Most people who are "software engineers" or who are programmers for a living never need calculus, and skills like OOP design pattern, good coding practices, and the ability to think like a computer are far far more useful to most working software engineers than is calculus. This forum is naturally biased towards computing applications where calculus is used or towards academics, so it seems to us like it's really important for programming.

But almost every software job out there doesn't require calculus at all. It's part of what drove me towards engineering physics and away from pure CS/engineering--I wanted more continuous math.

That said, basic algebra and the ability to manipulate mathematical expressions involving polynomials and rational expressions *is* important for all software engineers.
 
  • #49
This forum is naturally biased towards computing applications where calculus is used or towards academics, so it seems to us like it's really important for programming.

Sure. I wasn't saying it was important for most programming. I was just saying there are some applications.

It is kind of amazing to me, though, how over-rated math seems to be. I think, not just in this forum, but in society in general, math has to be over-sold because most people hate it and say they are bad at it. So, maybe people like me, when I was younger get the message of "the more math, the better", when, in reality, the level of math that is actually in demand is sort of pitiful, by my standards, as a math PhD. It's just that most people find it so difficult/distasteful that they do need to have it over-sold to them, so they can just reach that minimal level and pass their high school algebra class, or maybe, at most, get through the standard engineering/CS math courses.

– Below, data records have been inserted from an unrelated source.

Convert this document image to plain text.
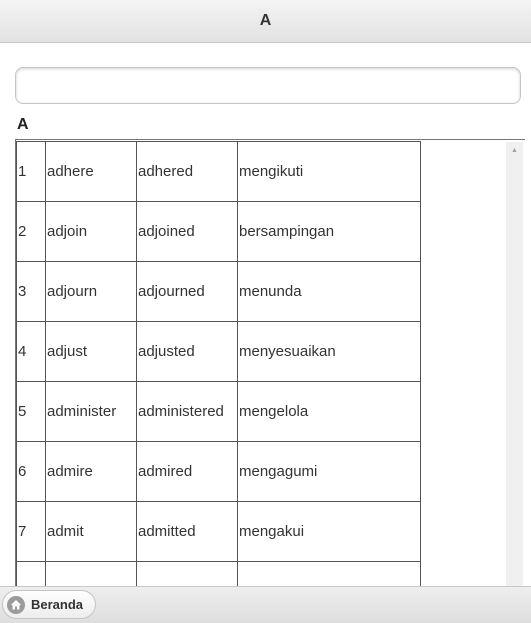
A
A
1	adhere	adhered	mengikuti
2	adjoin	adjoined	bersampingan
3	adjourn	adjourned	menunda
4	adjust	adjusted	menyesuaikan
5	administer	administered	mengelola
6	admire	admired	mengagumi
7	admit	admitted	mengakui

▲
Beranda
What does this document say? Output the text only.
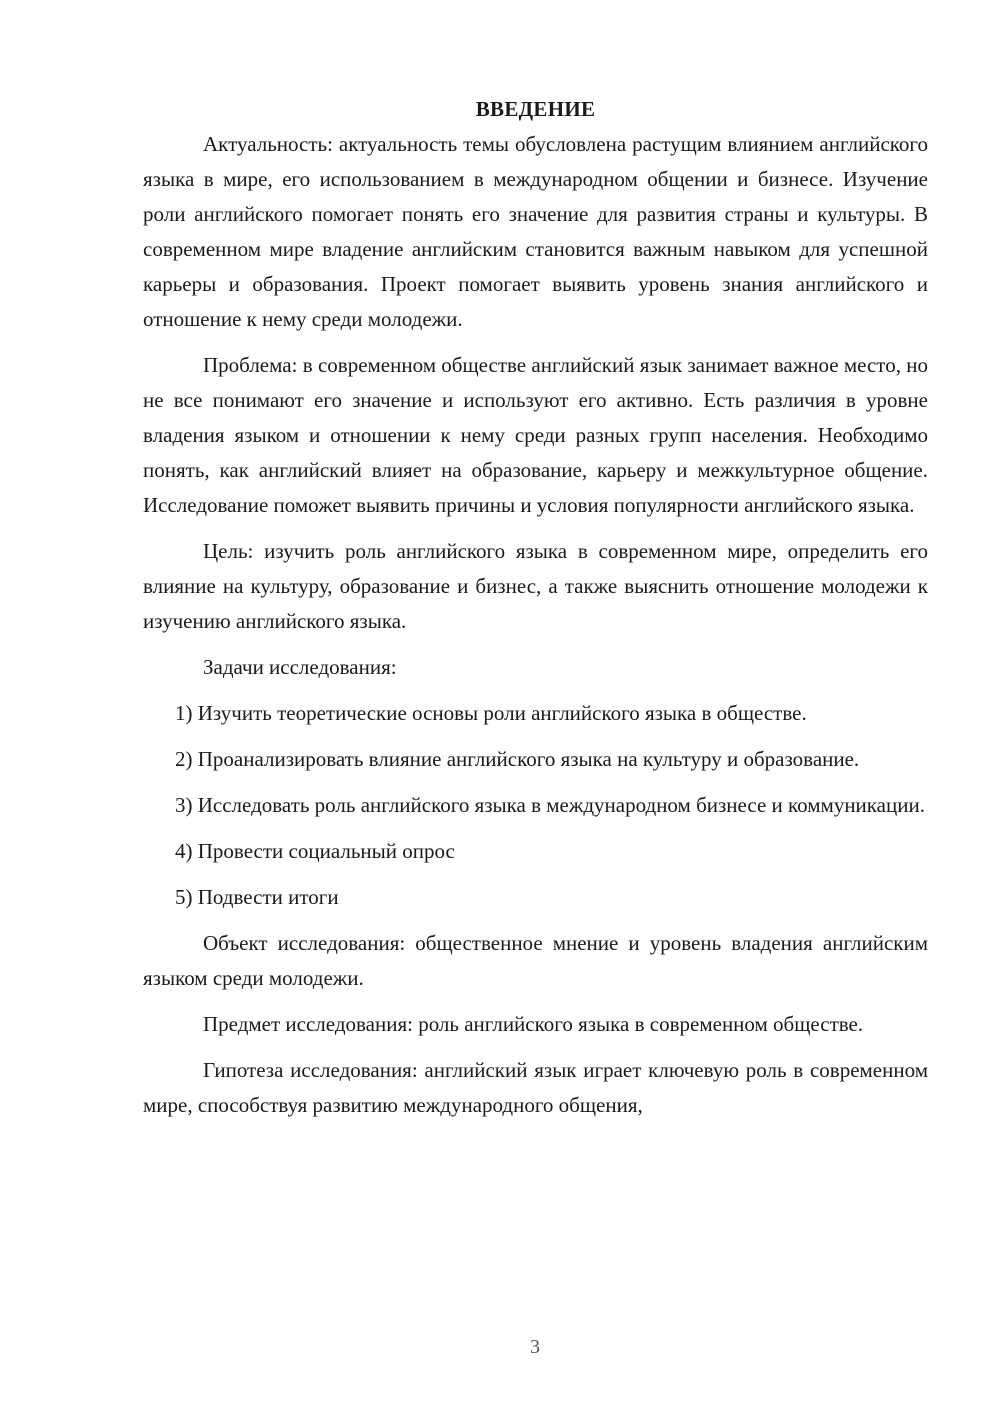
ВВЕДЕНИЕ

Актуальность: актуальность темы обусловлена растущим влиянием английского языка в мире, его использованием в международном общении и бизнесе. Изучение роли английского помогает понять его значение для развития страны и культуры. В современном мире владение английским становится важным навыком для успешной карьеры и образования. Проект помогает выявить уровень знания английского и отношение к нему среди молодежи.

Проблема: в современном обществе английский язык занимает важное место, но не все понимают его значение и используют его активно. Есть различия в уровне владения языком и отношении к нему среди разных групп населения. Необходимо понять, как английский влияет на образование, карьеру и межкультурное общение. Исследование поможет выявить причины и условия популярности английского языка.

Цель: изучить роль английского языка в современном мире, определить его влияние на культуру, образование и бизнес, а также выяснить отношение молодежи к изучению английского языка.

Задачи исследования:

1) Изучить теоретические основы роли английского языка в обществе.

2) Проанализировать влияние английского языка на культуру и образование.

3) Исследовать роль английского языка в международном бизнесе и коммуникации.

4) Провести социальный опрос

5) Подвести итоги

Объект исследования: общественное мнение и уровень владения английским языком среди молодежи.

Предмет исследования: роль английского языка в современном обществе.

Гипотеза исследования: английский язык играет ключевую роль в современном мире, способствуя развитию международного общения,

3
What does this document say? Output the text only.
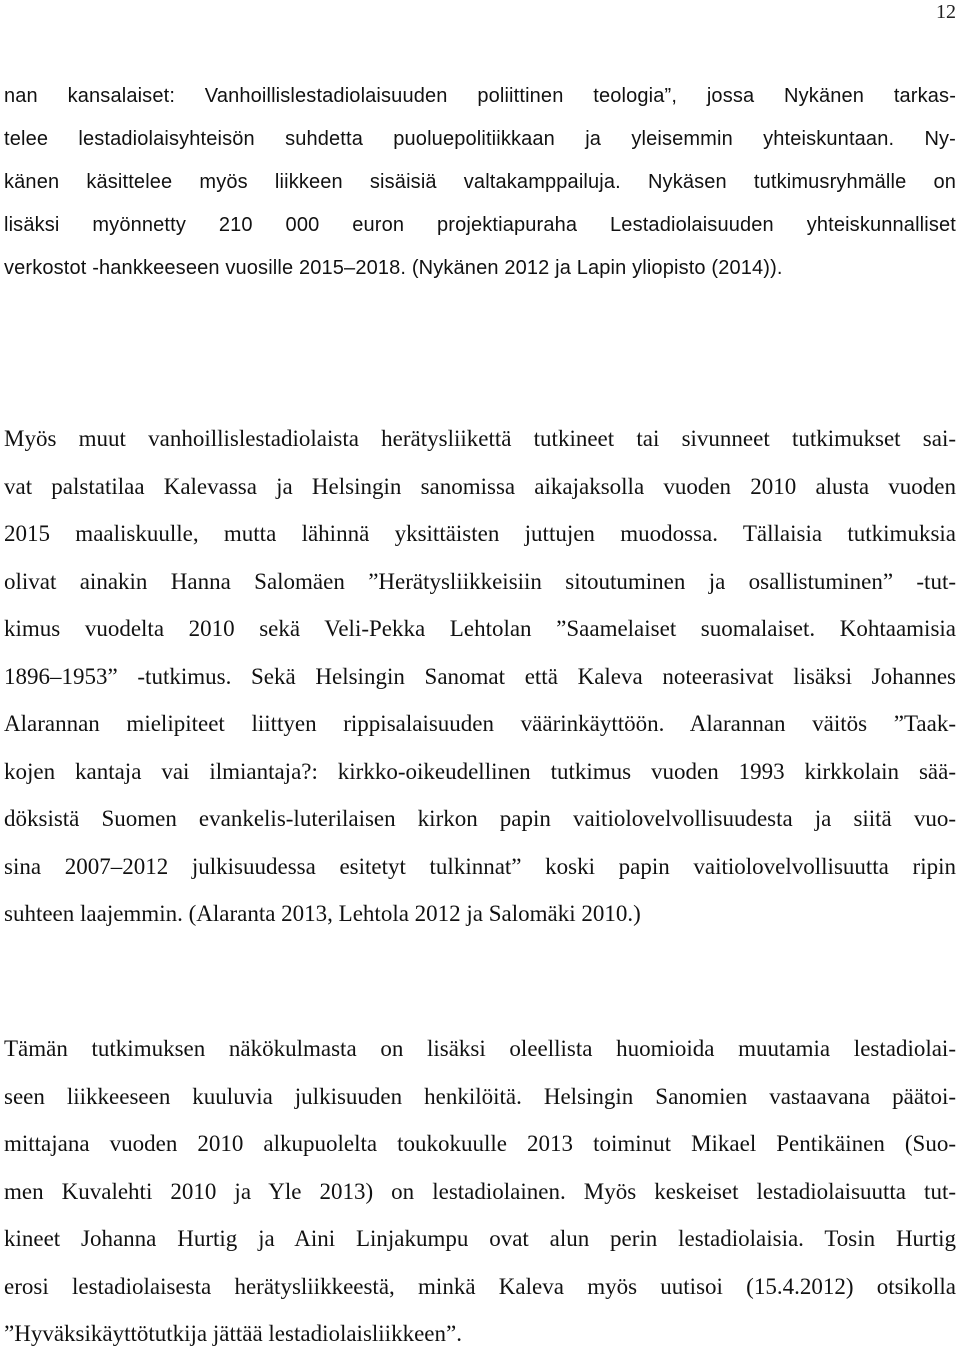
12
nan kansalaiset: Vanhoillislestadiolaisuuden poliittinen teologia”, jossa Nykänen tarkas-
telee lestadiolaisyhteisön suhdetta puoluepolitiikkaan ja yleisemmin yhteiskuntaan. Ny-
känen käsittelee myös liikkeen sisäisiä valtakamppailuja. Nykäsen tutkimusryhmälle on
lisäksi myönnetty 210 000 euron projektiapuraha Lestadiolaisuuden yhteiskunnalliset
verkostot -hankkeeseen vuosille 2015–2018. (Nykänen 2012 ja Lapin yliopisto (2014)).
Myös muut vanhoillislestadiolaista herätysliikettä tutkineet tai sivunneet tutkimukset sai-
vat palstatilaa Kalevassa ja Helsingin sanomissa aikajaksolla vuoden 2010 alusta vuoden
2015 maaliskuulle, mutta lähinnä yksittäisten juttujen muodossa. Tällaisia tutkimuksia
olivat ainakin Hanna Salomäen ”Herätysliikkeisiin sitoutuminen ja osallistuminen” -tut-
kimus vuodelta 2010 sekä Veli-Pekka Lehtolan ”Saamelaiset suomalaiset. Kohtaamisia
1896–1953” -tutkimus. Sekä Helsingin Sanomat että Kaleva noteerasivat lisäksi Johannes
Alarannan mielipiteet liittyen rippisalaisuuden väärinkäyttöön. Alarannan väitös ”Taak-
kojen kantaja vai ilmiantaja?: kirkko-oikeudellinen tutkimus vuoden 1993 kirkkolain sää-
döksistä Suomen evankelis-luterilaisen kirkon papin vaitiolovelvollisuudesta ja siitä vuo-
sina 2007–2012 julkisuudessa esitetyt tulkinnat” koski papin vaitiolovelvollisuutta ripin
suhteen laajemmin. (Alaranta 2013, Lehtola 2012 ja Salomäki 2010.)
Tämän tutkimuksen näkökulmasta on lisäksi oleellista huomioida muutamia lestadiolai-
seen liikkeeseen kuuluvia julkisuuden henkilöitä. Helsingin Sanomien vastaavana päätoi-
mittajana vuoden 2010 alkupuolelta toukokuulle 2013 toiminut Mikael Pentikäinen (Suo-
men Kuvalehti 2010 ja Yle 2013) on lestadiolainen. Myös keskeiset lestadiolaisuutta tut-
kineet Johanna Hurtig ja Aini Linjakumpu ovat alun perin lestadiolaisia. Tosin Hurtig
erosi lestadiolaisesta herätysliikkeestä, minkä Kaleva myös uutisoi (15.4.2012) otsikolla
”Hyväksikäyttötutkija jättää lestadiolaisliikkeen”.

The thing that really amazes me is that I got disillusioned with my research as being too impractical, and then I turn around and find that even the very basic stuff like calculus isn't even in that high of a demand.

Still, you can do some cool stuff with math and programming.
 
  • #50
homeomorphic said:
The thing that really amazes me is that I got disillusioned with my research as being too impractical, and then I turn around and find that even the very basic stuff like calculus isn't even in that high of a demand.

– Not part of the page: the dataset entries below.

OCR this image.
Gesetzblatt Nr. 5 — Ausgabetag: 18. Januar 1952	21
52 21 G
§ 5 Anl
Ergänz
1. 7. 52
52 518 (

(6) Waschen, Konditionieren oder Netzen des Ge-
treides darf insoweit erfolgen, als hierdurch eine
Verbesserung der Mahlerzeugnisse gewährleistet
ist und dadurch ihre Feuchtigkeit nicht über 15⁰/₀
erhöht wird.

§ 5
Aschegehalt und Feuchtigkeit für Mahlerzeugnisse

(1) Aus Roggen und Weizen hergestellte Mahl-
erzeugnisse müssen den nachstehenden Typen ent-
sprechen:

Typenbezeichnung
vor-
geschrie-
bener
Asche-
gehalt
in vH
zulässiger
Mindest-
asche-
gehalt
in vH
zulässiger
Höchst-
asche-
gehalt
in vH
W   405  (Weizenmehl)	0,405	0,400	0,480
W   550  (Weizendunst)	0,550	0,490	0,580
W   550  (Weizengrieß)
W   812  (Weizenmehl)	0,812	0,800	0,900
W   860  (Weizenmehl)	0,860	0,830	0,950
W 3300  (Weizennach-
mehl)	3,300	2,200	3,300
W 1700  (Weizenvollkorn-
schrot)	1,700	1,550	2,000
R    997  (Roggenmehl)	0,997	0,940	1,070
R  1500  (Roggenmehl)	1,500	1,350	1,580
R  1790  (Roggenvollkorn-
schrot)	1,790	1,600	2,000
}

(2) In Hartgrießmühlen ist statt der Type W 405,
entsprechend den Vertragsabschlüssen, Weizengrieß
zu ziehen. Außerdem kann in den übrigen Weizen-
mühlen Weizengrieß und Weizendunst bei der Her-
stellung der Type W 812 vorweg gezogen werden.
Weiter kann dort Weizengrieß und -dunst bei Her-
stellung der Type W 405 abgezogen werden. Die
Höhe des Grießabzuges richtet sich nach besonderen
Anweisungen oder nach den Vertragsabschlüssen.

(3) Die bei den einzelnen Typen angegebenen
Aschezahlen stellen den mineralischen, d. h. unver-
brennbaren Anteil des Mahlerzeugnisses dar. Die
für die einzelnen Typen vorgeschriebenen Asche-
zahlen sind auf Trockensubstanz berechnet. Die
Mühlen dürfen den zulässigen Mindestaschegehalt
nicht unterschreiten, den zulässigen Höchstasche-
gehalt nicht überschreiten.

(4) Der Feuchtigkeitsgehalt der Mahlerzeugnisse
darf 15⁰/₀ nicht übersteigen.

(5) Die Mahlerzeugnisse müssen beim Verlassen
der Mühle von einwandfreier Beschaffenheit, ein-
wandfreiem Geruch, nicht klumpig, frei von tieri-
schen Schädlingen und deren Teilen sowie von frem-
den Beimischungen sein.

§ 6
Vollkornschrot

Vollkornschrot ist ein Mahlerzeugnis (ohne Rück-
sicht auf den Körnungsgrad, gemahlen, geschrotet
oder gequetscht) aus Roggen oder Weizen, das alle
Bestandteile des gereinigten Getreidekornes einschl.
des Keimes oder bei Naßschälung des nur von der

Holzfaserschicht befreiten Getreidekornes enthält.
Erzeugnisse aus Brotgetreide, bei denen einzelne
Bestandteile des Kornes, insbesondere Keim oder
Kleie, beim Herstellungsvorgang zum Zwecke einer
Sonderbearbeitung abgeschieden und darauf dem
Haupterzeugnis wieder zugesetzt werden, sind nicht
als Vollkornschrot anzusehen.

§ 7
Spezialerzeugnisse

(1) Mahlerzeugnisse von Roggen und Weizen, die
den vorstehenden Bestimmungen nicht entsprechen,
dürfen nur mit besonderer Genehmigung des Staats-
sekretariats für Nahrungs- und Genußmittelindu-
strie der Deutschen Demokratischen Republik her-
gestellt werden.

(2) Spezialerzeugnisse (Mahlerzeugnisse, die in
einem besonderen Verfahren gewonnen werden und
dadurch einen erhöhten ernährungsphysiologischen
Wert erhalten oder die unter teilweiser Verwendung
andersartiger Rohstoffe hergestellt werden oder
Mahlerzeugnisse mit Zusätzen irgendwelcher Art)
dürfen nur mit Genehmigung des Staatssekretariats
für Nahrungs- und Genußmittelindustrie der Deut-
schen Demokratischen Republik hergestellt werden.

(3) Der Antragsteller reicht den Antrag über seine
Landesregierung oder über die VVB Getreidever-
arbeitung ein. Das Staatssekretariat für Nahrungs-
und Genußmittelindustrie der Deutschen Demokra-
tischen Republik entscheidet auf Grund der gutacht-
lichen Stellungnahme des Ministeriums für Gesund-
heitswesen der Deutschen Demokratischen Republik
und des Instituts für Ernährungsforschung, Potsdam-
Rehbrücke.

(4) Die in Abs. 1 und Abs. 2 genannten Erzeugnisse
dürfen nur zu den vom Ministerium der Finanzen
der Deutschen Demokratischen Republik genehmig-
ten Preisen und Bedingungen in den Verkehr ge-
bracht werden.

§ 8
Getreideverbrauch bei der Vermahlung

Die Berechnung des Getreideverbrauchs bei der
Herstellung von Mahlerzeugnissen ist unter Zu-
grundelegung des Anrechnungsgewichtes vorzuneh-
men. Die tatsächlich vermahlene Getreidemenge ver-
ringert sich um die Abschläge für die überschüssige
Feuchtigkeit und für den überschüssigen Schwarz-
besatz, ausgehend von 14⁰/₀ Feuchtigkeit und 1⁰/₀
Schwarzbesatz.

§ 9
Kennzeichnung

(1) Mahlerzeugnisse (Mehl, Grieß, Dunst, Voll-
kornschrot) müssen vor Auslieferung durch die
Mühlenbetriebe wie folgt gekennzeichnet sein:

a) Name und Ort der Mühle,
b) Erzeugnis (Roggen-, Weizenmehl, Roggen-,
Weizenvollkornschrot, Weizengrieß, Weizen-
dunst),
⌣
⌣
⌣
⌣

I wonder how much of that is because computers do math for us? Cashiers don't need to do anything other than figure denominations when giving out change.

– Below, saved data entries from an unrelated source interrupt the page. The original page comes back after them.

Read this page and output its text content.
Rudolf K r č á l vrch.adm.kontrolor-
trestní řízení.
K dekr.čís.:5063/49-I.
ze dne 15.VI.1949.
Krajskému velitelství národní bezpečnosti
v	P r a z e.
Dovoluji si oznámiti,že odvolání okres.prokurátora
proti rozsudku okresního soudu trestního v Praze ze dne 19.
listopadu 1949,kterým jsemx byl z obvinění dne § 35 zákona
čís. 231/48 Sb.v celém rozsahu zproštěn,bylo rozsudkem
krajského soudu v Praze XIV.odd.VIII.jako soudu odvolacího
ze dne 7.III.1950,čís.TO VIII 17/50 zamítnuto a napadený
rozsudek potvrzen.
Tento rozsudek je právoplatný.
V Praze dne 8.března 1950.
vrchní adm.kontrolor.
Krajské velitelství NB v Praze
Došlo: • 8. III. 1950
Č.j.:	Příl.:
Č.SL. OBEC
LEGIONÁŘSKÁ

I think that the most valuable use of math in every day life is in statistics, so you know when companies and politicians and governments are trying to trick you. Appreciating normal distributions, when absolute vs. per capita/per area/per whatever numbers are preferred, the difference between rates of change and exact values of a variable, how graphs can be manipulated to exaggerate or hide, etc. I'd say people are woefully uninformed, and I think/hope that in the future we will regard widespread statistical illiteracy as much a thing of the past as widespread adult illiteracy is regarded now.


Next to statistics, I think the next most useful use of math for everyday life is figuring fractions and percents. I use this all of the time, whether I'm putting together a household budget spreadsheet or seeing which kind of toilet paper is the cheapest per square meter.

And, of course, the value of mathematical thinking, although unfortunately you don't really start to get to this until analysis or discrete math, IME.